The Effective concentration (IC₅₀) of the flour extracts in different antioxidant assays is depicted in Table 2. IC₅₀ is defined as the concentration of the extract required to inhibit DPPH, lipid peroxidation and Nitric oxide radical formation by 50%. It is obtained from the % inhibition versus concentration plot of the extract using linear regression analysis. It is a measure of the antioxidant activity of plant materials. The higher the antioxidant activity, the lower is the value of IC_50. Significant difference (p < .05) existed in the IC₅₀ obtained in DPPH assay of wheat flour extract and other flour extracts studied. The IC₅₀ values showed that okara, malted millet and wheat flour extracts scavenged 50% DPPH radicals at the respective lowest sample concentrations in the following order: 58.27µg/ml, 54.31µg/ml and 51.26µg/ml while reference standard gallic was found to be 46.78µg/ml. In lipid peroxidation assay, the IC₅₀ was found to be 54.90, 50.19 and 54.71 µg/ml for the extracts, respectively, and ascorbic acid which is the standard reference antioxidant as 45.75± µg/ml. Interestingly, the IC₅₀ of malted millet flour extract was the lowest (50.19µg/ml) and differed significantly (p < .05) among the flour extracts indicating that malted millet demonstrated highest anti-lipid peroxidative functions. In nitric oxide (NO) radical assay, the IC₅₀ values ranged from 71.40µg/ml, 62.60µg/ml and 61.35µg/ml while the reference standard ascorbic acid was 51.66µg/ml. On the overall, wheat flour displayed significant lowest IC₅₀ values (51.26 and 61.35µg/ml) in DPPH and nitric oxide radical assays, respectively, while on the other hand malted millet flour extract exhibited significant lowest IC₅₀ value (50.19µg/ml) in lipid peroxidation. The strong antioxidant activities of malted millet, okara and wheat flour could be attributed to their significant polyphenolic and flavonoid contents.

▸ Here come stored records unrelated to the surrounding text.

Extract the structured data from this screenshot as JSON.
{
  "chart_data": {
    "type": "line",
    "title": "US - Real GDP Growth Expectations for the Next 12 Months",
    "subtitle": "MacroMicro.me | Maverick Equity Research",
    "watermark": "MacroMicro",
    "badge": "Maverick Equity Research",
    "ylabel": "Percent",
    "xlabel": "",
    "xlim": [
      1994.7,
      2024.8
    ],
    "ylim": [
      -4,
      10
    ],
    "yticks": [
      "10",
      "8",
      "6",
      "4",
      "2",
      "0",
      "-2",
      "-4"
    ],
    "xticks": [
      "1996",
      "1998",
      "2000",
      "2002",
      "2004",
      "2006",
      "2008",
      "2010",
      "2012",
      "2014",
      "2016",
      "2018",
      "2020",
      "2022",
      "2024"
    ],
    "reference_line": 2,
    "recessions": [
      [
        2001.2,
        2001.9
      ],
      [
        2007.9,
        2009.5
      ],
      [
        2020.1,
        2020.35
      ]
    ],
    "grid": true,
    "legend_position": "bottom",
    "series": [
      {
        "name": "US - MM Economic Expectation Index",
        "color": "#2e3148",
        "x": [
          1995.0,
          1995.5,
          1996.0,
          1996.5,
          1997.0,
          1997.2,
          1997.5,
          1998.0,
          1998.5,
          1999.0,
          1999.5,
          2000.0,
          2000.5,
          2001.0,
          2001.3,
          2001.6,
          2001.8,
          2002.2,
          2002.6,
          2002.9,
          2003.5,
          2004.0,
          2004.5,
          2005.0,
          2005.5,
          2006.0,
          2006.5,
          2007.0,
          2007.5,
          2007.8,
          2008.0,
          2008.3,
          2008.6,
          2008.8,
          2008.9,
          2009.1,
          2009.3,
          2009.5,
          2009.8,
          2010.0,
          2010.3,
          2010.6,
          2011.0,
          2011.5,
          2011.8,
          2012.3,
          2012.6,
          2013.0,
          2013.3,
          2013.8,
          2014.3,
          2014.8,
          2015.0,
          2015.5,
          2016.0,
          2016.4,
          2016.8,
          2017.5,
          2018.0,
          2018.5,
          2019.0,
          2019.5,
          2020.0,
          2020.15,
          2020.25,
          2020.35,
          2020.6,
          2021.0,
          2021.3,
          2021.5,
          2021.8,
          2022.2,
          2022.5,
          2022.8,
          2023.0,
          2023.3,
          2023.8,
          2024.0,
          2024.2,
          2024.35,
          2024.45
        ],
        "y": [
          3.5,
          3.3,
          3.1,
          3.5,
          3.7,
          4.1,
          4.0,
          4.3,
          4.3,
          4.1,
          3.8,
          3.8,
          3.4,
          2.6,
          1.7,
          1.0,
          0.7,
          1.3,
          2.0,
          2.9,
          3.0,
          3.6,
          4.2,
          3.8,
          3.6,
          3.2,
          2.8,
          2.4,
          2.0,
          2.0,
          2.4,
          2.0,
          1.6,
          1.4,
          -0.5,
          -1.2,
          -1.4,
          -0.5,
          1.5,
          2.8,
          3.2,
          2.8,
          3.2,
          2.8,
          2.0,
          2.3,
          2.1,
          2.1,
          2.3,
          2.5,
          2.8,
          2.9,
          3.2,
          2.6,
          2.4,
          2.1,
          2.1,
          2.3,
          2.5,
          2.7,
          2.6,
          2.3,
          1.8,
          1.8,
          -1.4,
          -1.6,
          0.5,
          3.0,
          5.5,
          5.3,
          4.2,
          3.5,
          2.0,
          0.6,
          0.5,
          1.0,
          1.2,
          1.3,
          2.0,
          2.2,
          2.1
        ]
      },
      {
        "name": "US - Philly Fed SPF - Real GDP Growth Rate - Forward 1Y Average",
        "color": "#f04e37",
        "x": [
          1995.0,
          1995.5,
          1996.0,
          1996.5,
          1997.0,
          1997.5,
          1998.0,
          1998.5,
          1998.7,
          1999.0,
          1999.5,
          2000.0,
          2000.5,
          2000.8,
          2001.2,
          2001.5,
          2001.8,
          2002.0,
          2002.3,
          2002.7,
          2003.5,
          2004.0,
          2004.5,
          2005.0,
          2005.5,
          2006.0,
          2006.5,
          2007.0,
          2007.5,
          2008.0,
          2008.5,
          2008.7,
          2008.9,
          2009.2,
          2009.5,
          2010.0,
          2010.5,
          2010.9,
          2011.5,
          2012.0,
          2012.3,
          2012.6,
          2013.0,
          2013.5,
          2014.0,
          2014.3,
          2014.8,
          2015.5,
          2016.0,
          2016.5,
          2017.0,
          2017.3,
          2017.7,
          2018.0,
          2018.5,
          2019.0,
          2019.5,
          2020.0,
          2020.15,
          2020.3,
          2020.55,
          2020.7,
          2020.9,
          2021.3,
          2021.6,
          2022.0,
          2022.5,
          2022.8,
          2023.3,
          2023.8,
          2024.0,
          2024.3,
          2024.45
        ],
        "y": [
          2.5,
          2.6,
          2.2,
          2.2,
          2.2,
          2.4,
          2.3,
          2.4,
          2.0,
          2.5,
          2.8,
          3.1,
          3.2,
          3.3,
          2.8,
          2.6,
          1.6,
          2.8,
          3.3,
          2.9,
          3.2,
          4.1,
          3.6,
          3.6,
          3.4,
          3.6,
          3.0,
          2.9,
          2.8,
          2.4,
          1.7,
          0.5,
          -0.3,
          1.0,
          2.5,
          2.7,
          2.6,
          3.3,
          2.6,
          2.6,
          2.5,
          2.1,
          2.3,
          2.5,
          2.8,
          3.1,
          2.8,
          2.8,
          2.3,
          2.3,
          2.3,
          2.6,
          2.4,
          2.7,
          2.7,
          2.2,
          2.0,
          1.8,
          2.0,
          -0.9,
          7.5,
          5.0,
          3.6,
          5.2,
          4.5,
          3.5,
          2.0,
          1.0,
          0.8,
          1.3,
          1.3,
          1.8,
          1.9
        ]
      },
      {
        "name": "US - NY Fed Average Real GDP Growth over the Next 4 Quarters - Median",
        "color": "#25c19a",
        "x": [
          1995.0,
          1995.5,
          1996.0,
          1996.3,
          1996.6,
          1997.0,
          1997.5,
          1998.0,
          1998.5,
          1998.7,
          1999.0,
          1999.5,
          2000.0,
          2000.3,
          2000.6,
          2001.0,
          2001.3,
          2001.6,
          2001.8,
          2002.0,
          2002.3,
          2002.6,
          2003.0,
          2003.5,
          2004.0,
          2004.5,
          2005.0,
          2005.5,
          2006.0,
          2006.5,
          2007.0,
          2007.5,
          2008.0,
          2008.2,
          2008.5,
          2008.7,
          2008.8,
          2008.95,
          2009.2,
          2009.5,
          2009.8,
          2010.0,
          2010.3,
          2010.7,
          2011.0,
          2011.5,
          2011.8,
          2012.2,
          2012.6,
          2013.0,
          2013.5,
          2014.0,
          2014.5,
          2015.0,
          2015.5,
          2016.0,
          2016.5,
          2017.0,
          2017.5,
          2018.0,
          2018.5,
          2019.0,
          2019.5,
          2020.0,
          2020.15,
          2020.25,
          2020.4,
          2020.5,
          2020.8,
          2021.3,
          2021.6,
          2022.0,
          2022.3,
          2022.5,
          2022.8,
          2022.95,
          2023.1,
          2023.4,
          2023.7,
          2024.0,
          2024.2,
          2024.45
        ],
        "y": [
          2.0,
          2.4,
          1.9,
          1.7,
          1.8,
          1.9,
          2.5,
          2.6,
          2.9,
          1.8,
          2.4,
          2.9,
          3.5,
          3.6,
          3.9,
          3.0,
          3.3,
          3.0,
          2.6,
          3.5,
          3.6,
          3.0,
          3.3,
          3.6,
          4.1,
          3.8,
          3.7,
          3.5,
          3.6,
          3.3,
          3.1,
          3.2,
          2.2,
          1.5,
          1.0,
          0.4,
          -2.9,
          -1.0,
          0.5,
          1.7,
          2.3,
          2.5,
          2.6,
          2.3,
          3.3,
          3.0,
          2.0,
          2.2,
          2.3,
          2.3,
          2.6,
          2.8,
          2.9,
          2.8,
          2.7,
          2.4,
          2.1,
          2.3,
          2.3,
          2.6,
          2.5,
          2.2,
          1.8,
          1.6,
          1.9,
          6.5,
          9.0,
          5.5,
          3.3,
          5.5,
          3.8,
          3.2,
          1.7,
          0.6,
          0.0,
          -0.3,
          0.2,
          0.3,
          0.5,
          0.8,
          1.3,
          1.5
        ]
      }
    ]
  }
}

Table 2. IC₅₀ (Effective concentration) of okara, malted millet and wheat flour extracts in different antioxidant assays

		Antioxidant activity (IC50) in (µg/ml)
Sample	DPPH assay	Lipid peroxidation	Nitric Oxide assay
SYF	58.27^a±0.22	54.90^a± 0.36	71.40^a±0.34
MMF	54.31^b±0.27	50.19^b±0.50	62.60^b±0.43
WHF	51.26^c±0.24	54.71^a±0.42	61.35^b±0.28
GALLIC/ASCORBIC ACID	46.78^d±0.23	45.75^c± 0.42	51.66^c±0.36

SYF- Okara flour, MMF-Malted millet flour, WHF-Wheat flour

Values are means of duplicate determination ± SD. Means in the same column with different superscripts differed significantly (p < 0.05).

Conclusion

The results of the study showed that methanolic extract of malted millet, okara and wheat flours possess appreciable amount of bioactive compounds; total phenolic content and total flavonoid content but significantly higher in malted millet and okara flour. Antioxidant activity was measured by DPPH radical scavenging activity, reducing power, lipid peroxidation and nitric oxide radical inhibition. These exhibited potent total antioxidant activity increased with increasing amount of extract concentration compared favorably with the standard (Ascorbic acid) at different concentrations studied and could be attributed to their significant phenolic and flavonoid contents. The outcome of this study revealed that malted millet and okara flours can be considered as food source of natural bioactive compounds with antioxidant properties as was exhibited by their radical scavenging ability. Also, malted millet and okara flours with their antioxidant characteristics as quality criteria, could serve as good dietary source of natural antioxidants and may be considered potential functional ingredients and consequently would contribute to development of value-added functional food products. In addition, the antioxidant potentials displayed by okara flour could be used to explore its economic valorization.

Acknowledgments

The first author is grateful to members of staff of Baking and Milling division of Food Technology department FIIRO as well as Mr Adenekan of Biochemistry Department of Lagos State University Teaching Hospital for their assistance and support during the research work.

The authors declare that they have no known competing financial interests or personal relationships that could have appeared to influence the work reported in this paper.

This study does not involve any human or animal testing. The paper is a part of the PhD thesis of Ibidapo Olubunmi.